1. A method for reconstructing a three-dimensional (3D) scene, comprising steps:

acquiring a pair of two-dimensional (2D) images of the scene from two different viewpoints;

detecting real lines in the pair of images;

finding point correspondences in the pair of images to obtain matched points;

generating virtual lines in the pair of images using pairs of the matched points;

detecting additional matched points on the virtual lines using a cross-ratio constraint;

finding line correspondences using all matching points to obtain matched lines; and

determing a line-based 3D reconstruction of the scene, from the matched lines, wherein the steps are performed in a processor connected to a memory storing the pair of images.

2. The method of claim 1, wherein a relative motion between the pair of images is unknown.

3. The method of claim 1, wherein the motion between the pair of images is known.

4. The method of claim 1, wherein the pair of images is a pair of rectified stereo images.

5. The method of claim 1, wherein the line matching is performed by detecting pairs of lines that share a maximal number of matched points.

6. The method of claim 1, wherein the line-based 3D reconstruction is refined using a point-based bundle adjustment.

7. The method of claim 1, wherein multiple images are used to obtain a large line-based 3D model by processing the images one pair at a time.

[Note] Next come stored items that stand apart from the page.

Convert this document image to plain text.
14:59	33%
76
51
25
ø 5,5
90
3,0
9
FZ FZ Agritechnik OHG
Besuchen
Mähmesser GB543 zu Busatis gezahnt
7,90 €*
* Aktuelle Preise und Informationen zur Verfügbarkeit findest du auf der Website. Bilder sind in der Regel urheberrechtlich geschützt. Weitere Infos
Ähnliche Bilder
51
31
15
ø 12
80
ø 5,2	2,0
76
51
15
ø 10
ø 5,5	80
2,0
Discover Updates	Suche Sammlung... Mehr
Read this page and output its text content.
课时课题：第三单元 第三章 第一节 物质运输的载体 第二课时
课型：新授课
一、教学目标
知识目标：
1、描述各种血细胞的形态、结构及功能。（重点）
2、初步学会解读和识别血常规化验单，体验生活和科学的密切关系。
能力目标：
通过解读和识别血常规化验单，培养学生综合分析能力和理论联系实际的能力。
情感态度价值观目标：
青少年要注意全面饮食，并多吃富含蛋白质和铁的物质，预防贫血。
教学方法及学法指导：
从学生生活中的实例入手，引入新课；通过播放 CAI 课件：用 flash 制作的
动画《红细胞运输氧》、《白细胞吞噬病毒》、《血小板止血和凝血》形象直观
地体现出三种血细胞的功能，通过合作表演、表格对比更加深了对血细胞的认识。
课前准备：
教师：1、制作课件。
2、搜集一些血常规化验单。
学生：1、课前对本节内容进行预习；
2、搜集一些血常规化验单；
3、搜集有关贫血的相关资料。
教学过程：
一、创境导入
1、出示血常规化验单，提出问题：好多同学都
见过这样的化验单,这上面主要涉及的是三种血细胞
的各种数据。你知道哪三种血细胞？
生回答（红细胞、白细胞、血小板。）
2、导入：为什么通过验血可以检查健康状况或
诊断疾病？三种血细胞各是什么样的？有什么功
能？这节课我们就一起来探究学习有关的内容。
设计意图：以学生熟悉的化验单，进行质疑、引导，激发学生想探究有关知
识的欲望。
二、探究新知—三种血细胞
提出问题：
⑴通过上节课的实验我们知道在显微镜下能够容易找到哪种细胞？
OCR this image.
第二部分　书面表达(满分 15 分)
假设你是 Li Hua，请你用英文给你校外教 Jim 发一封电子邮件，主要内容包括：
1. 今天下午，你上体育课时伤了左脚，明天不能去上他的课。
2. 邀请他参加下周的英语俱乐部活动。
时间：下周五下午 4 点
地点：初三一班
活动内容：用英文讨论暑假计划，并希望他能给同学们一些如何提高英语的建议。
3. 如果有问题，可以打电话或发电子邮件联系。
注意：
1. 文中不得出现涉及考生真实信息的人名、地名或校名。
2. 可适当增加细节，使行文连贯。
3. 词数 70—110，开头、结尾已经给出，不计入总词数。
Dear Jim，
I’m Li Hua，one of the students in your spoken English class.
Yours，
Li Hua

8. The method of claim 1, wherein a large point-based 3D model is converted to a large line-based 3D model.

9. The method of claim 1, wherein the pair of images is acquired by a camera.

10. The method of claim 1, wherein the pair of images is computer generated.

11. The method of claim 1, wherein the real lines are obtained using Canny edges.

12. The method of claim 1, further comprising:

rendering the line-based 3D reconstruction.

13. The method of claim 12, wherein the rendering is to a head-up display.